People in “white coats” — more on experts

I’ve posted before on issues about potential bias and unreliability with forensic and other expert testimony:  here and here.  In particular, we’ve referenced the National Academy of Sciences study.

Well it’s not just in the United States.  Here is a piece from the U.K.

Frances Gibb, Why the Law Commission is worried about expert evidence, 7 April 2009.

Defendants are at risk of being wrongly convicted on the evidence of “charlatan” and “biased” expert witnesses, the Government’s law reform body warns today.

A series of highly publicised cases in which convictions have been overturned after concerns over “flawed” expert evidence “represent the tip of the iceberg”, the Law Commission of England and Wales says.

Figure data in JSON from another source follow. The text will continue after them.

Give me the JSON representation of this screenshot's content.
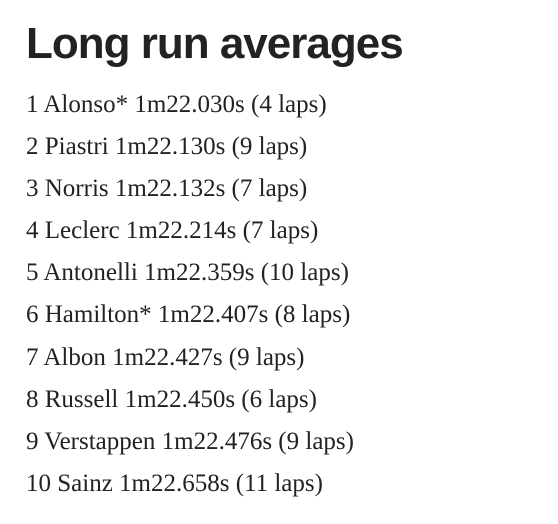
{
  "title": "Long run averages",
  "items": [
    "1 Alonso* 1m22.030s (4 laps)",
    "2 Piastri 1m22.130s (9 laps)",
    "3 Norris 1m22.132s (7 laps)",
    "4 Leclerc 1m22.214s (7 laps)",
    "5 Antonelli 1m22.359s (10 laps)",
    "6 Hamilton* 1m22.407s (8 laps)",
    "7 Albon 1m22.427s (9 laps)",
    "8 Russell 1m22.450s (6 laps)",
    "9 Verstappen 1m22.476s (9 laps)",
    "10 Sainz 1m22.658s (11 laps)"
  ]
}
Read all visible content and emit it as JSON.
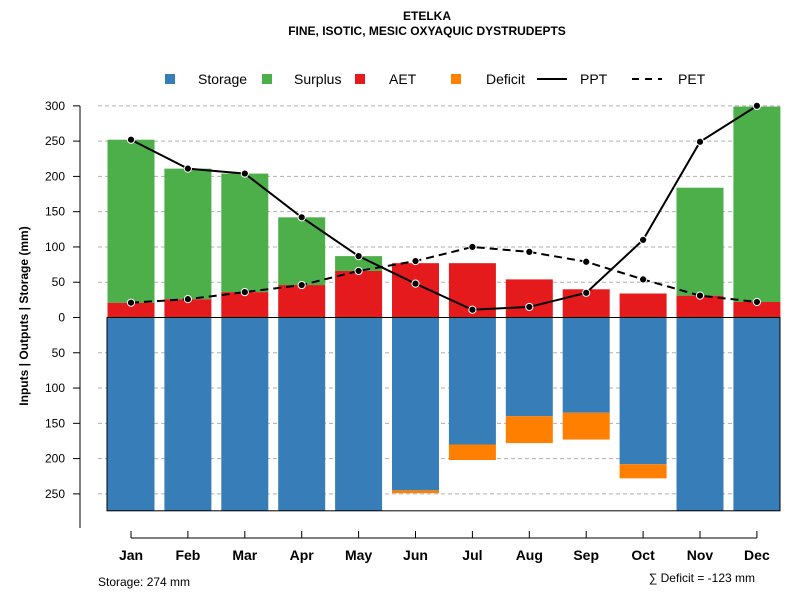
{
  "chart_data": {
    "type": "bar",
    "title": "ETELKA",
    "subtitle": "FINE, ISOTIC, MESIC OXYAQUIC DYSTRUDEPTS",
    "ylabel": "Inputs | Outputs | Storage    (mm)",
    "ylim": [
      -280,
      305
    ],
    "yticks_positive": [
      0,
      50,
      100,
      150,
      200,
      250,
      300
    ],
    "yticks_negative": [
      50,
      100,
      150,
      200,
      250
    ],
    "categories": [
      "Jan",
      "Feb",
      "Mar",
      "Apr",
      "May",
      "Jun",
      "Jul",
      "Aug",
      "Sep",
      "Oct",
      "Nov",
      "Dec"
    ],
    "legend": [
      {
        "label": "Storage",
        "kind": "box",
        "color": "#377EB8"
      },
      {
        "label": "Surplus",
        "kind": "box",
        "color": "#4DAF4A"
      },
      {
        "label": "AET",
        "kind": "box",
        "color": "#E41A1C"
      },
      {
        "label": "Deficit",
        "kind": "box",
        "color": "#FF7F00"
      },
      {
        "label": "PPT",
        "kind": "solid",
        "color": "#000000"
      },
      {
        "label": "PET",
        "kind": "dashed",
        "color": "#000000"
      }
    ],
    "series": [
      {
        "name": "Storage",
        "color": "#377EB8",
        "values": [
          274,
          274,
          274,
          274,
          274,
          245,
          180,
          140,
          135,
          208,
          274,
          274
        ]
      },
      {
        "name": "Deficit",
        "color": "#FF7F00",
        "values": [
          0,
          0,
          0,
          0,
          0,
          4,
          22,
          38,
          38,
          20,
          0,
          0
        ]
      },
      {
        "name": "AET",
        "color": "#E41A1C",
        "values": [
          21,
          26,
          36,
          46,
          66,
          77,
          77,
          54,
          40,
          34,
          31,
          22
        ]
      },
      {
        "name": "Surplus",
        "color": "#4DAF4A",
        "values": [
          231,
          185,
          168,
          96,
          21,
          0,
          0,
          0,
          0,
          0,
          153,
          277
        ]
      },
      {
        "name": "PPT",
        "color": "#000000",
        "values": [
          252,
          211,
          204,
          142,
          87,
          48,
          11,
          15,
          35,
          110,
          249,
          300
        ]
      },
      {
        "name": "PET",
        "color": "#000000",
        "values": [
          21,
          26,
          36,
          46,
          66,
          80,
          100,
          93,
          79,
          54,
          31,
          22
        ]
      }
    ],
    "footer_left": "Storage: 274 mm",
    "footer_right": "∑ Deficit = -123 mm"
  }
}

I’ve also referenced Professor x, article about documented bias in admitting prosecution experts.

As a frustrated defense counsel always losing to the government on experts, you are not alone.  The prosecution gets theirs, the defense doesn’t.  Here is a good article showing that there is a consistent practice of favoring the admission of prosecution expert testimony that is suspect, while the defense expert is treated differently.  Risinger, Michael D., Navigating Expert Reliability: Are Criminal Standards of Certainty Being Left in the Dock? 64 Albany L. Rev. 99 (2000).

I’m also of the opinion that so-called “limiting” or “curative” instructions are practically useless when “inadvertent” or “deliberate” inadmissible expert evidence is given by prosecution witnesses.  Can a member really put out of their mind the expert’s diagnosis.  As Chief Inspector Wilcox would say, “I’m not sanguine, not sanguine at all.”  More on the subject of limiting instructions later.